6. Ten overvloede merk ik naar aanleiding van het middel nog het volgende op Het is de beslissing van de Rechtbank om de klager niet-ontvankelijk te verklaren in het beslag waar de steller van het middel over valt, terwijl in raadkamer de gegrondverklaring van het beklag was bepleit. In de toelichting op het middel wordt vervolgens het belang van het ingediende cassatiemiddel uitgelegd. De niet-ontvankelijkverklaring heeft aldus de steller van het middel tot gevolg dat de eigen bijdrage voor de via een toevoeging gefinancierde rechtsbijstand niet meer via de Raad voor Rechtsbijstand kan worden teruggevraagd. Een dergelijk gegeven levert echter naar mijn mening geen belang op dat door de cassatieprocedure van art. 552d Sv wordt beschermd. Daar komt bij dat – ook de steller van het middel beseft dat terdege - het strafproces een eigen mogelijkheid kent tot vergoeding van de kosten van rechtsbijstand. De artikelen 591, tweede en vijfde lid, in verbinding met art. 591a, tweede en vierde lid, Sv voorzien immers in de mogelijkheid van vergoeding van de kosten van een raadsman voor het indienen van een klaagschrift als bedoeld in art. 552a Sv.

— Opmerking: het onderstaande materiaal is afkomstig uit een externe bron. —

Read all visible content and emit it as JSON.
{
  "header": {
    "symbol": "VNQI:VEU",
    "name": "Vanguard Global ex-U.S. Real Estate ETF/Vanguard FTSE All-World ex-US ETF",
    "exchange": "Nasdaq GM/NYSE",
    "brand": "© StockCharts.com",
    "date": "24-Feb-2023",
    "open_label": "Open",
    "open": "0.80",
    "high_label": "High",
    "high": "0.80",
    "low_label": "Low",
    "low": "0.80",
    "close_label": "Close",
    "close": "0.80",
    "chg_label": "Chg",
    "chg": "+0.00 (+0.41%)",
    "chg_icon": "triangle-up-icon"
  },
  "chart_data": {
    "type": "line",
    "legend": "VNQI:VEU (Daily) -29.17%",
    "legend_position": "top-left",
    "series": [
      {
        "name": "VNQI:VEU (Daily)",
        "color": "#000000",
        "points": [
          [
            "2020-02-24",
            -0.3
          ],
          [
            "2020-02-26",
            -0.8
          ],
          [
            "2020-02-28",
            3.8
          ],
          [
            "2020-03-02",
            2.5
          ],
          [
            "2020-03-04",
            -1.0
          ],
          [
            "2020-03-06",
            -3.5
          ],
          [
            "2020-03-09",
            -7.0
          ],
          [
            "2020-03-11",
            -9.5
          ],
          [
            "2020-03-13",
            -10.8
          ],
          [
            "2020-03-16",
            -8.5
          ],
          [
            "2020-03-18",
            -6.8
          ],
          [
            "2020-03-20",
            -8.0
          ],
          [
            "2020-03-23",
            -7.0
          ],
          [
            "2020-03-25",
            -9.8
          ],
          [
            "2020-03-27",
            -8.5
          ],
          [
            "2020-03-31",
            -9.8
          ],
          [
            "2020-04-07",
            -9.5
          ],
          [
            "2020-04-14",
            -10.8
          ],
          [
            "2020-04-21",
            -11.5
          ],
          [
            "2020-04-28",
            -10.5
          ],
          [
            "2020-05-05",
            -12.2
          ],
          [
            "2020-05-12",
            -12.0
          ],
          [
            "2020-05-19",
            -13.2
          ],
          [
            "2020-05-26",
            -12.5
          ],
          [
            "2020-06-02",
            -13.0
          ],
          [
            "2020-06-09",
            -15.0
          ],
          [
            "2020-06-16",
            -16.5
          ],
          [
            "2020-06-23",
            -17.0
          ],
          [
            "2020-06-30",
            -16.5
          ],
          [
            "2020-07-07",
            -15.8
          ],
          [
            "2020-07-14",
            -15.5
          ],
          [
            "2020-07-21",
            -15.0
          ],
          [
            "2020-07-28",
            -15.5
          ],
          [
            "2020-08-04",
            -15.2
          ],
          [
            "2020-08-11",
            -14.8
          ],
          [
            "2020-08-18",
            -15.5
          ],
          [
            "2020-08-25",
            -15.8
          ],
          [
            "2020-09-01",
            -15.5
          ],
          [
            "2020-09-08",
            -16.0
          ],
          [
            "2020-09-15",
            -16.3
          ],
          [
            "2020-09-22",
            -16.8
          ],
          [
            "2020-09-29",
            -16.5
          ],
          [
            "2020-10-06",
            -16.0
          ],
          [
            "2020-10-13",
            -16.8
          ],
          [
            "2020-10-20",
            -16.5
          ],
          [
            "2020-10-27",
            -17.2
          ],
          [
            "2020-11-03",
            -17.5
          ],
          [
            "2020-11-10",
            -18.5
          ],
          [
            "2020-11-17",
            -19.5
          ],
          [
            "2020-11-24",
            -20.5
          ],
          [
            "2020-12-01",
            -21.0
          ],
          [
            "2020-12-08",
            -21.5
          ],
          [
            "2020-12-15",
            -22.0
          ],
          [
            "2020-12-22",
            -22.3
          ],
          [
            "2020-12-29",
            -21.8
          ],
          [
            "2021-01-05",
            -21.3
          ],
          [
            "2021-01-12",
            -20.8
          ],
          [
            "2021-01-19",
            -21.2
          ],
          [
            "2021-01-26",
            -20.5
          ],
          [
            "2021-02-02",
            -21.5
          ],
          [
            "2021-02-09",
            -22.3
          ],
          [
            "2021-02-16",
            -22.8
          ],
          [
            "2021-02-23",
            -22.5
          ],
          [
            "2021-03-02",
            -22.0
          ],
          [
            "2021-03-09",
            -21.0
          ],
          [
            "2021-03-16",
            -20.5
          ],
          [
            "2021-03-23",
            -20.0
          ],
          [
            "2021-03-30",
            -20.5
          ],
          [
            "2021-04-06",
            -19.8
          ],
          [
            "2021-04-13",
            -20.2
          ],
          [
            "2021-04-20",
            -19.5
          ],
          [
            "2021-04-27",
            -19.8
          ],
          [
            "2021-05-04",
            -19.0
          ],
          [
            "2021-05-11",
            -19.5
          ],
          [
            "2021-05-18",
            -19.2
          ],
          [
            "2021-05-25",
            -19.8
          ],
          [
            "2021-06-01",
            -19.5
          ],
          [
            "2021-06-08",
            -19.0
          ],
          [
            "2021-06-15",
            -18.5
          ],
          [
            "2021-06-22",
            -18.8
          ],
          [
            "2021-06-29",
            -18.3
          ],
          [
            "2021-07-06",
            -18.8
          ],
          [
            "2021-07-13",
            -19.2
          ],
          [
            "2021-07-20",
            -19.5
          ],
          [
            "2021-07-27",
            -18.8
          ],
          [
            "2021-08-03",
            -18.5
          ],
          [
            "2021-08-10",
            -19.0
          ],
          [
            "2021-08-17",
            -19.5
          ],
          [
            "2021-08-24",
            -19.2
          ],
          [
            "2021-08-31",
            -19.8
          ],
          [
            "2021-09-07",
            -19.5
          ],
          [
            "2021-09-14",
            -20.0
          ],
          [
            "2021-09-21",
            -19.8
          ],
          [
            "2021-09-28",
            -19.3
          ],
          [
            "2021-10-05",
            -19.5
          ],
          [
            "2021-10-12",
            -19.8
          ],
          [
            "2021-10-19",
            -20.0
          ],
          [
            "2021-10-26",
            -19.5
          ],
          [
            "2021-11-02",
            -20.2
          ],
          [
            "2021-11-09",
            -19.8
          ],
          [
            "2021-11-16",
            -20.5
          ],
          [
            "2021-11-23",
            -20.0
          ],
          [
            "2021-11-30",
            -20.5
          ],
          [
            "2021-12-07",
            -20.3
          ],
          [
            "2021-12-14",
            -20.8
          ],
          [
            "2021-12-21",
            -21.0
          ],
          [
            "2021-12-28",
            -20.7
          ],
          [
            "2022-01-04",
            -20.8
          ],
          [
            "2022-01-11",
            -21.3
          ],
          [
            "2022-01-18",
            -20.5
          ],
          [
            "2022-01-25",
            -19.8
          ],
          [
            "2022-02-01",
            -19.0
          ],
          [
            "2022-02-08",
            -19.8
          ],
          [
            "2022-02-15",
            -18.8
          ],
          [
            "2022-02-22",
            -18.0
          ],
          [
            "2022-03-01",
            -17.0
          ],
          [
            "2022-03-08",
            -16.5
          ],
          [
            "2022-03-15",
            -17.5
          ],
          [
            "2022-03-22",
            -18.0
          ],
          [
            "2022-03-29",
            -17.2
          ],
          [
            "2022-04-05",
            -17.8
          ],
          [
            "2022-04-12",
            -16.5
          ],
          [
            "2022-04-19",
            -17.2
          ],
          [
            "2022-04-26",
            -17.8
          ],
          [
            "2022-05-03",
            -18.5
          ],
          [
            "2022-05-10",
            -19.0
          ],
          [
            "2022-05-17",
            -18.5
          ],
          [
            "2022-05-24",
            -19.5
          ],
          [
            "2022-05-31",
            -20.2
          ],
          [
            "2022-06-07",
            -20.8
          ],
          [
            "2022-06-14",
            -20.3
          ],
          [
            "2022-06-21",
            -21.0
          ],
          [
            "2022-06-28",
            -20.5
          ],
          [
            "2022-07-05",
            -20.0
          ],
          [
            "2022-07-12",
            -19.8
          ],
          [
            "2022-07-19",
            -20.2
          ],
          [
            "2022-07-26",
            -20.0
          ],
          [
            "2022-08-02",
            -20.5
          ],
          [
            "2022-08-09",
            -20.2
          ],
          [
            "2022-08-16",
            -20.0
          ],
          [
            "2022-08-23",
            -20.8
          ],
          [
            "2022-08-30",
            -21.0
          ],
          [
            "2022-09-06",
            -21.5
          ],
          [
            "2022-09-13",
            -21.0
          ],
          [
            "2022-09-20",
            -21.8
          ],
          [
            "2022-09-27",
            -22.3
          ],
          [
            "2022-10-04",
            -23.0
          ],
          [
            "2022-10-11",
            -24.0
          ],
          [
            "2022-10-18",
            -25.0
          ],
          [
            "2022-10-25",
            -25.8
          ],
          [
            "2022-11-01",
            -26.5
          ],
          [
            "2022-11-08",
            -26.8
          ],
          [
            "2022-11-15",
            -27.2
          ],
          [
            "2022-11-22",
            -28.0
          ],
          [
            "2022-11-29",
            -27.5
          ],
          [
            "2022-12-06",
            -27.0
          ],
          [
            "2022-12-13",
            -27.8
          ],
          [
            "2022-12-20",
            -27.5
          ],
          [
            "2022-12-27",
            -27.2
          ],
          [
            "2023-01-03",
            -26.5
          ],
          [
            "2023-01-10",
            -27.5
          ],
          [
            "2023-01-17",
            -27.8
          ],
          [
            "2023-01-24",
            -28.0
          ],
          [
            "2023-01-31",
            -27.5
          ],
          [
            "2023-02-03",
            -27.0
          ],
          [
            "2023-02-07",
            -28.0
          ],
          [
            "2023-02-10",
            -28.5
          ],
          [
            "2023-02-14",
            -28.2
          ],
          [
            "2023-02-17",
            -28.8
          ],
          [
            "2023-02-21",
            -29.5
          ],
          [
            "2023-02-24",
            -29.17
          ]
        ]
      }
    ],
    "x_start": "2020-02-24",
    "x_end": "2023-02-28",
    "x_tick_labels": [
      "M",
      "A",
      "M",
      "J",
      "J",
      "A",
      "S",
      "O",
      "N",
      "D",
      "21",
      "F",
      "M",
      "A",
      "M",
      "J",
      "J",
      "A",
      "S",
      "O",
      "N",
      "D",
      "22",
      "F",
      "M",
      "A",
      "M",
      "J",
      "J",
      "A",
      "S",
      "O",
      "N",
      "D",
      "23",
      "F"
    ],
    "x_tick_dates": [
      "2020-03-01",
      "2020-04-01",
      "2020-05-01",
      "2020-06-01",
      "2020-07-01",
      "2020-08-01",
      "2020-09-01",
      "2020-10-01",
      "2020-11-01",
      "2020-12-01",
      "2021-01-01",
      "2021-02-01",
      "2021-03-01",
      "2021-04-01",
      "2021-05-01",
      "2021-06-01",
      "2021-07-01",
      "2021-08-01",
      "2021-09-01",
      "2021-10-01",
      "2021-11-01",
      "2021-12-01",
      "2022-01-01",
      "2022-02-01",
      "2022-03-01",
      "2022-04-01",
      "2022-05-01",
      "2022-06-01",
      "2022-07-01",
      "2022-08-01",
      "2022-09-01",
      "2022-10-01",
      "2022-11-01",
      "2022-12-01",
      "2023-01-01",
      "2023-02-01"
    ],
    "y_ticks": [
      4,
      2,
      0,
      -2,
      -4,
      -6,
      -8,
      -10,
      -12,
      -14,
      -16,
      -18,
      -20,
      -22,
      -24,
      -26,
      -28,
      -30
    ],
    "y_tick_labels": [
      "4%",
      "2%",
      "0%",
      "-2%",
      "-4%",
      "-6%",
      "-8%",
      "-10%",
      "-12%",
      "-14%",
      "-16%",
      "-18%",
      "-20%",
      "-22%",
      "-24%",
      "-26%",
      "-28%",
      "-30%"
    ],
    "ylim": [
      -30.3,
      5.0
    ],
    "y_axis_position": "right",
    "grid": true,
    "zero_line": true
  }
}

Volgens de steller van het middel betreft dat om diverse redenen een onzekere procedure. Maar dat levert evenmin een in mijn ogen beschermd belang in de huidige cassatieprocedure op.
7. De slotsom is dat met het eindigen van het beslag het cassatieberoep niet-ontvankelijk is waardoor niet meer toegekomen kan worden aan de inhoudelijke beoordeling van de beslissing van de Rechtbank. Er kan dus niet meer worden getoetst of de Rechtbank al dan niet terecht tot een niet-ontvankelijkverklaring van de klager in zijn beslag is gekomen. Derhalve resteert voor de klager thans enkel de procedure op de voet van art. 591a Sv.5.
8. Deze conclusie strekt tot niet-ontvankelijkverklaring van de klager in zijn beroep in cassatie.
De Procureur-Generaal
bij de Hoge Raad der Nederlanden
AG
Voetnoten
Voetnoten Conclusie 05‑01‑2016
Als bijlage gevoegd bij het emailbericht van 7 december 2015, afkomstig van verbalisant [verbalisant] (eveneens door mij in het dossier gevoegd).
Vgl. o.m. HR 7 juli 2015, ECLI:NL:HR:2015:2597 en HR 19 februari 2008, ECLI:NL:HR:2008:BB9841.
Zie Van Dorst, Cassatie in strafzaken, Achtste druk, p. 62.
Vgl. o.m. HR 3 februari 2009, ECLI:NL:HR:2009:BG2191.